A large part of this chapter has been based on the assumption that a biologist might wish to speculate on the Darwinian ‘function’ of behaviour patterns. This is not to say that all behaviour patterns necessarily have a Darwinian function. It may be that there is a large class of behaviour patterns which are selectively neutral or deleterious to their performers, and cannot usefully be regarded as the products of natural selection. If so, the arguments of this chapter do not apply to them. But it is legitimate to say ‘I am interested in adaptation. I don’t necessarily think all behaviour patterns are adaptations, but I want to study those behaviour patterns that are adaptations.’ Similarly, to express a preference for studying vertebrates rather than invertebrates does not commit us to the belief that all animals are vertebrates. Given that our field of interest is adaptive behaviour, we cannot talk about the Darwinian evolution of the objects of interest without postulating a genetic basis for them. And to use ‘a gene for X’ as a convenient way of talking about ‘the genetic basis of X’, has been standard practice in population genetics for over half a century.

The question of how large is the class of behaviour patterns that we can consider to be adaptations is an entirely separate question. It is the subject of the next chapter.
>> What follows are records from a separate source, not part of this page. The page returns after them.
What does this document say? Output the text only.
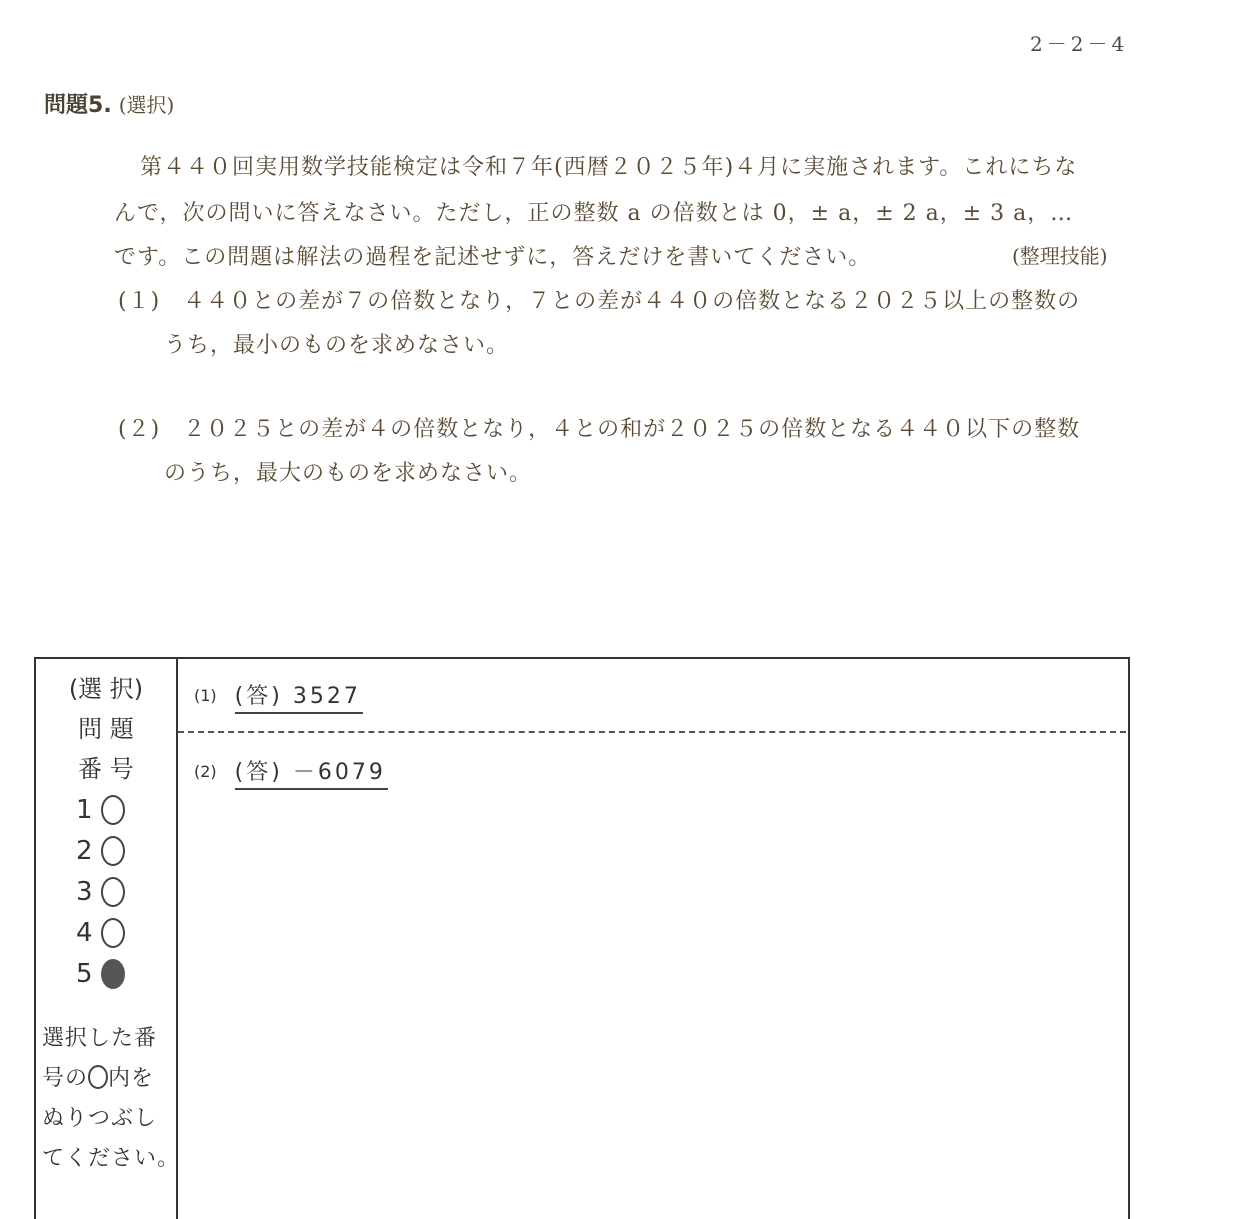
2－2－4
問題5. (選択)
第４４０回実用数学技能検定は令和７年(西暦２０２５年)４月に実施されます。これにちな
んで，次の問いに答えなさい。ただし，正の整数 a の倍数とは 0，± a，± 2 a，± 3 a，…
です。この問題は解法の過程を記述せずに，答えだけを書いてください。	(整理技能)
(１)　４４０との差が７の倍数となり，７との差が４４０の倍数となる２０２５以上の整数の
うち，最小のものを求めなさい。
(２)　２０２５との差が４の倍数となり，４との和が２０２５の倍数となる４４０以下の整数
のうち，最大のものを求めなさい。
(選 択)
問 題
番 号
1
2
3
4
5
選択した番
号の 内を
ぬりつぶし
てください。
(1) (答) 3527
(2) (答) －6079
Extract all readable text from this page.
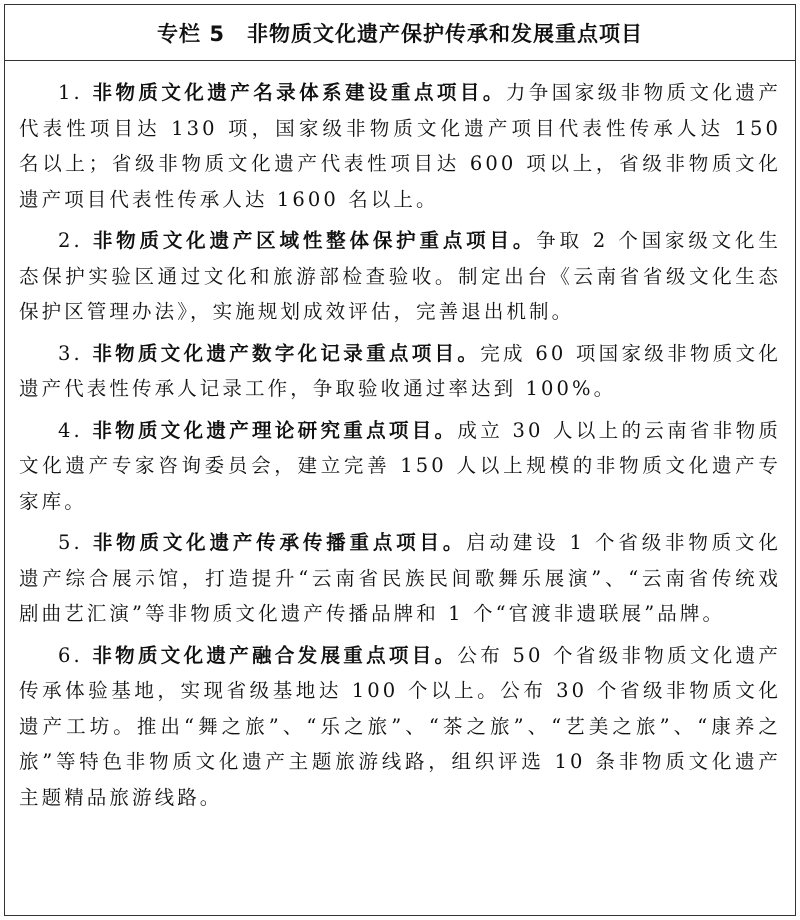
专栏 5 非物质文化遗产保护传承和发展重点项目

1. 非物质文化遗产名录体系建设重点项目。力争国家级非物质文化遗产代表性项目达 130 项，国家级非物质文化遗产项目代表性传承人达 150 名以上；省级非物质文化遗产代表性项目达 600 项以上，省级非物质文化遗产项目代表性传承人达 1600 名以上。

2. 非物质文化遗产区域性整体保护重点项目。争取 2 个国家级文化生态保护实验区通过文化和旅游部检查验收。制定出台《云南省省级文化生态保护区管理办法》，实施规划成效评估，完善退出机制。

3. 非物质文化遗产数字化记录重点项目。完成 60 项国家级非物质文化遗产代表性传承人记录工作，争取验收通过率达到 100%。

4. 非物质文化遗产理论研究重点项目。成立 30 人以上的云南省非物质文化遗产专家咨询委员会，建立完善 150 人以上规模的非物质文化遗产专家库。

5. 非物质文化遗产传承传播重点项目。启动建设 1 个省级非物质文化遗产综合展示馆，打造提升“云南省民族民间歌舞乐展演”、“云南省传统戏剧曲艺汇演”等非物质文化遗产传播品牌和 1 个“官渡非遗联展”品牌。

6. 非物质文化遗产融合发展重点项目。公布 50 个省级非物质文化遗产传承体验基地，实现省级基地达 100 个以上。公布 30 个省级非物质文化遗产工坊。推出“舞之旅”、“乐之旅”、“茶之旅”、“艺美之旅”、“康养之旅”等特色非物质文化遗产主题旅游线路，组织评选 10 条非物质文化遗产主题精品旅游线路。
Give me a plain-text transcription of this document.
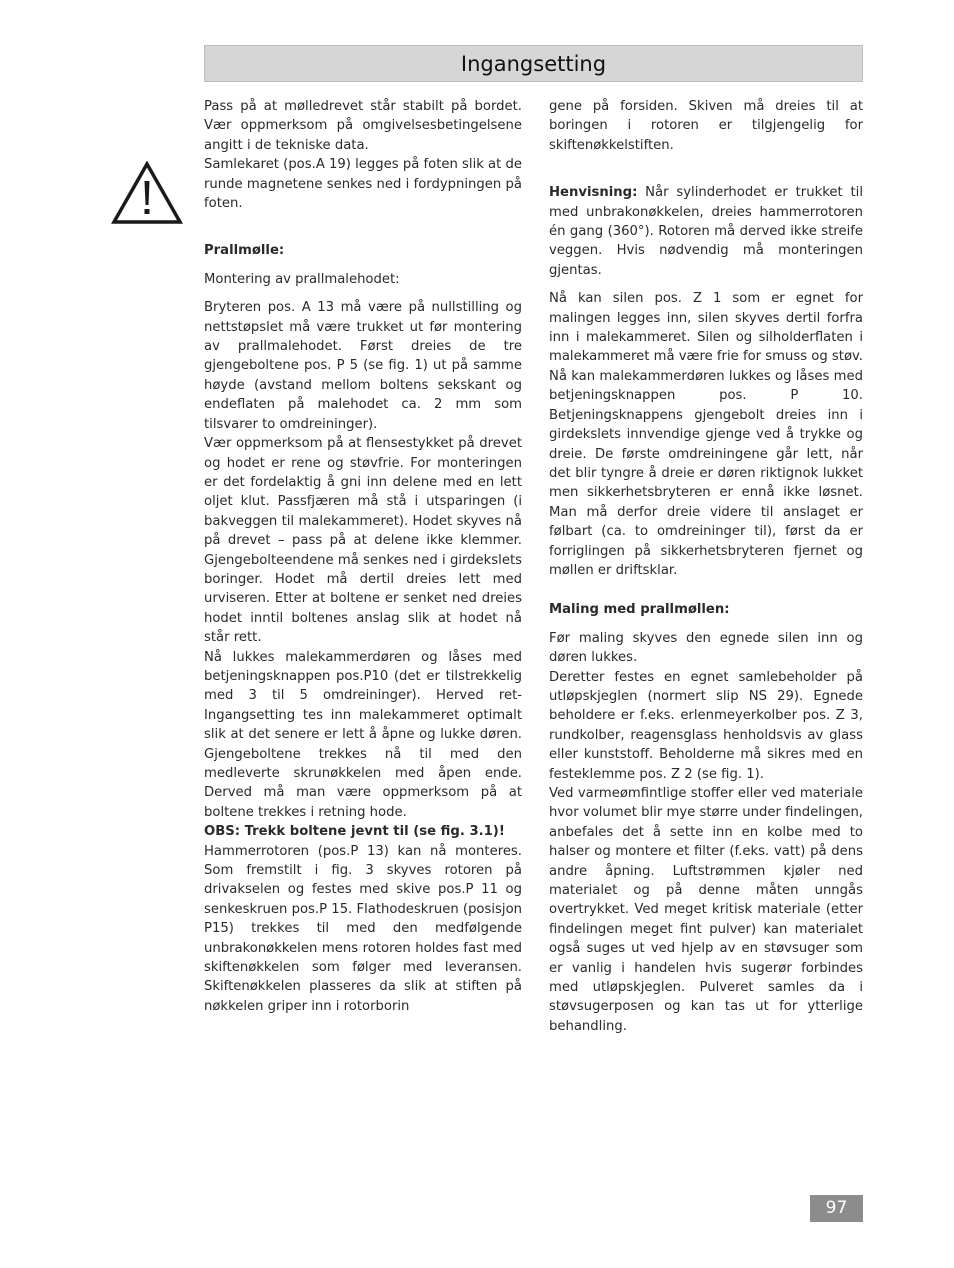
Ingangsetting

Pass på at mølledrevet står stabilt på bordet. Vær oppmerksom på omgivelsesbetingelsene angitt i de tekniske data.

Samlekaret (pos.A 19) legges på foten slik at de runde magnetene senkes ned i fordypningen på foten.

Prallmølle:

Montering av prallmalehodet:

Bryteren pos. A 13 må være på nullstilling og nettstøpslet må være trukket ut før montering av prallmalehodet. Først dreies de tre gjengeboltene pos. P 5 (se fig. 1) ut på samme høyde (avstand mellom boltens sekskant og endeflaten på malehodet ca. 2 mm som tilsvarer to omdreininger).

Vær oppmerksom på at flensestykket på drevet og hodet er rene og støvfrie. For monteringen er det fordelaktig å gni inn delene med en lett oljet klut. Passfjæren må stå i utsparingen (i bakveggen til malekammeret). Hodet skyves nå på drevet – pass på at delene ikke klemmer. Gjengebolteendene må senkes ned i girdekslets boringer. Hodet må dertil dreies lett med urviseren. Etter at boltene er senket ned dreies hodet inntil boltenes anslag slik at hodet nå står rett.

Nå lukkes malekammerdøren og låses med betjeningsknappen pos.P10 (det er tilstrekkelig med 3 til 5 omdreininger). Herved ret-Ingangsetting tes inn malekammeret optimalt slik at det senere er lett å åpne og lukke døren. Gjengeboltene trekkes nå til med den medleverte skrunøkkelen med åpen ende. Derved må man være oppmerksom på at boltene trekkes i retning hode.

OBS: Trekk boltene jevnt til (se fig. 3.1)!

Hammerrotoren (pos.P 13) kan nå monteres. Som fremstilt i fig. 3 skyves rotoren på drivakselen og festes med skive pos.P 11 og senkeskruen pos.P 15. Flathodeskruen (posisjon P15) trekkes til med den medfølgende unbrakonøkkelen mens rotoren holdes fast med skiftenøkkelen som følger med leveransen. Skiftenøkkelen plasseres da slik at stiften på nøkkelen griper inn i rotorborin

gene på forsiden. Skiven må dreies til at boringen i rotoren er tilgjengelig for skiftenøkkelstiften.

Henvisning: Når sylinderhodet er trukket til med unbrakonøkkelen, dreies hammerrotoren én gang (360°). Rotoren må derved ikke streife veggen. Hvis nødvendig må monteringen gjentas.

Nå kan silen pos. Z 1 som er egnet for malingen legges inn, silen skyves dertil forfra inn i malekammeret. Silen og silholderflaten i malekammeret må være frie for smuss og støv.

Nå kan malekammerdøren lukkes og låses med betjeningsknappen pos. P 10. Betjeningsknappens gjengebolt dreies inn i girdekslets innvendige gjenge ved å trykke og dreie. De første omdreiningene går lett, når det blir tyngre å dreie er døren riktignok lukket men sikkerhetsbryteren er ennå ikke løsnet. Man må derfor dreie videre til anslaget er følbart (ca. to omdreininger til), først da er forriglingen på sikkerhetsbryteren fjernet og møllen er driftsklar.

Maling med prallmøllen:

Før maling skyves den egnede silen inn og døren lukkes.

Deretter festes en egnet samlebeholder på utløpskjeglen (normert slip NS 29). Egnede beholdere er f.eks. erlenmeyerkolber pos. Z 3, rundkolber, reagensglass henholdsvis av glass eller kunststoff. Beholderne må sikres med en festeklemme pos. Z 2 (se fig. 1).

Ved varmeømfintlige stoffer eller ved materiale hvor volumet blir mye større under findelingen, anbefales det å sette inn en kolbe med to halser og montere et filter (f.eks. vatt) på dens andre åpning. Luftstrømmen kjøler ned materialet og på denne måten unngås overtrykket. Ved meget kritisk materiale (etter findelingen meget fint pulver) kan materialet også suges ut ved hjelp av en støvsuger som er vanlig i handelen hvis sugerør forbindes med utløpskjeglen. Pulveret samles da i støvsugerposen og kan tas ut for ytterlige behandling.

97
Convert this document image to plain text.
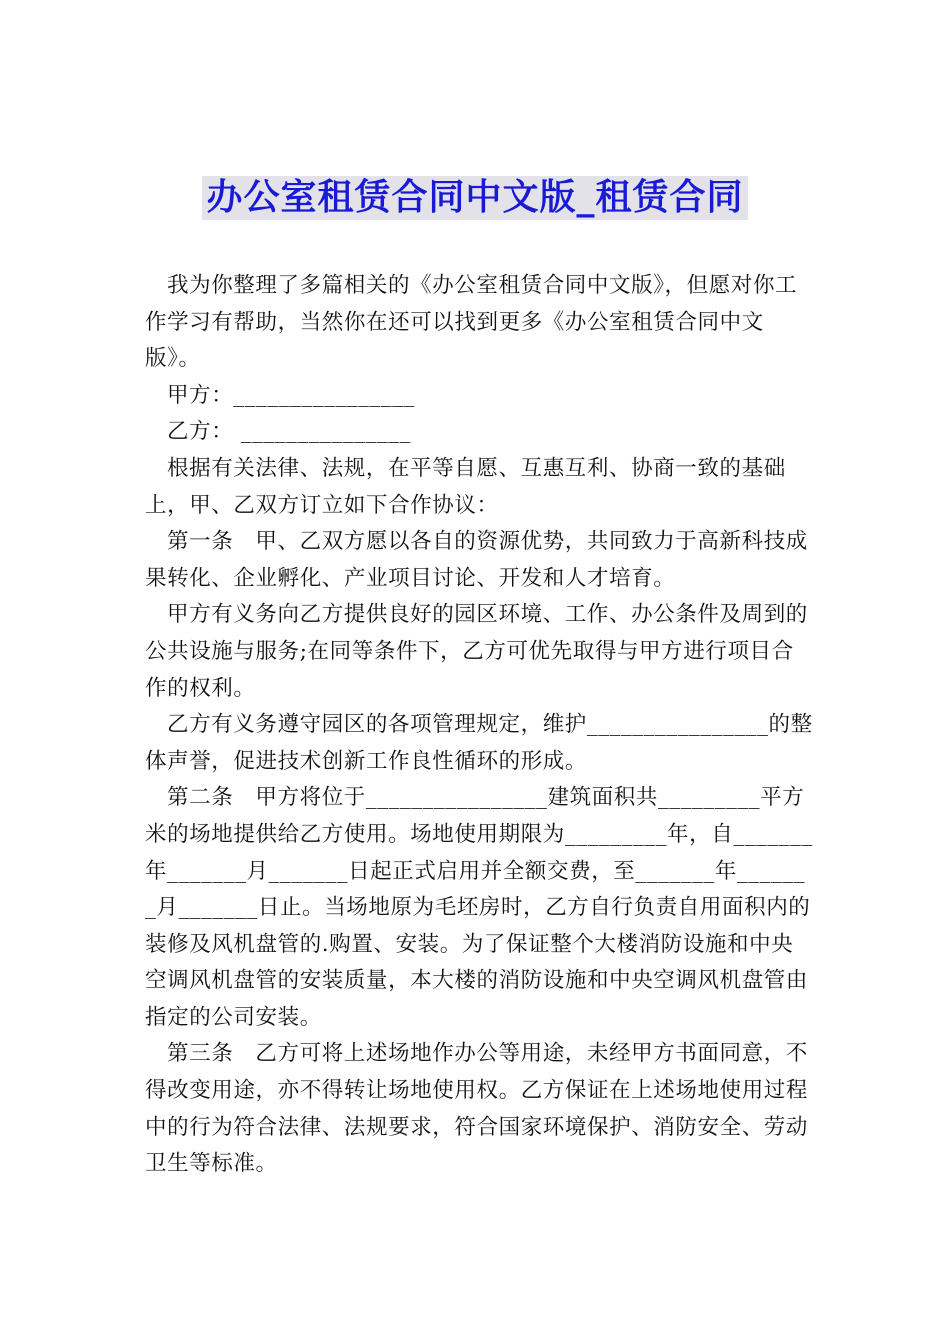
办公室租赁合同中文版_租赁合同

我为你整理了多篇相关的《办公室租赁合同中文版》，但愿对你工作学习有帮助，当然你在还可以找到更多《办公室租赁合同中文版》。

甲方：________________

乙方： _______________

根据有关法律、法规，在平等自愿、互惠互利、协商一致的基础上，甲、乙双方订立如下合作协议：

第一条　甲、乙双方愿以各自的资源优势，共同致力于高新科技成果转化、企业孵化、产业项目讨论、开发和人才培育。

甲方有义务向乙方提供良好的园区环境、工作、办公条件及周到的公共设施与服务;在同等条件下，乙方可优先取得与甲方进行项目合作的权利。

乙方有义务遵守园区的各项管理规定，维护________________的整体声誉，促进技术创新工作良性循环的形成。

第二条　甲方将位于________________建筑面积共_________平方米的场地提供给乙方使用。场地使用期限为_________年，自_______年_______月_______日起正式启用并全额交费，至_______年_______月_______日止。当场地原为毛坯房时，乙方自行负责自用面积内的装修及风机盘管的.购置、安装。为了保证整个大楼消防设施和中央空调风机盘管的安装质量，本大楼的消防设施和中央空调风机盘管由指定的公司安装。

第三条　乙方可将上述场地作办公等用途，未经甲方书面同意，不得改变用途，亦不得转让场地使用权。乙方保证在上述场地使用过程中的行为符合法律、法规要求，符合国家环境保护、消防安全、劳动卫生等标准。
In one way or another, this book is largely preoccupied with the logic of Darwinian explanations of function. Bitter experience warns that a biologist who shows a strong interest in functional explanation is likely to be accused, sometimes with a passion that startles those more accustomed to scientific than ideological debate (Lewontin 1977), of believing that all animals are perfectly optimal—accused of being an ‘adaptationist’ (Lewontin 1979a,b; Gould & Lewontin 1979). Adaptationism is defined as ‘that approach to evolutionary studies which assumes without further proof that all aspects of the morphology, physiology and behavior of organisms are adaptive optimal solutions to problems’ (Lewontin 1979b). In the first draft of this chapter I expressed doubts that anyone was truly an adaptationist in the extreme sense, but I have recently found the following quotation from, ironically enough, Lewontin himself: ‘That is the one point which I think all evolutionists are agreed upon, that it is virtually impossible to do a better job than an organism is doing in its own environment’ (Lewontin 1967). Lewontin has since, it seems, travelled his road to Damascus, so it would be unfair to use him as my adaptationist spokesman. Indeed together with Gould he has, in recent years, been one of the most articulate and forceful critics of adaptationism. As my representative adaptationist I take A. J. Cain, who has remained (Cain 1979) consistently true to the views expressed in his trenchant and elegant paper on ‘The perfection of animals’.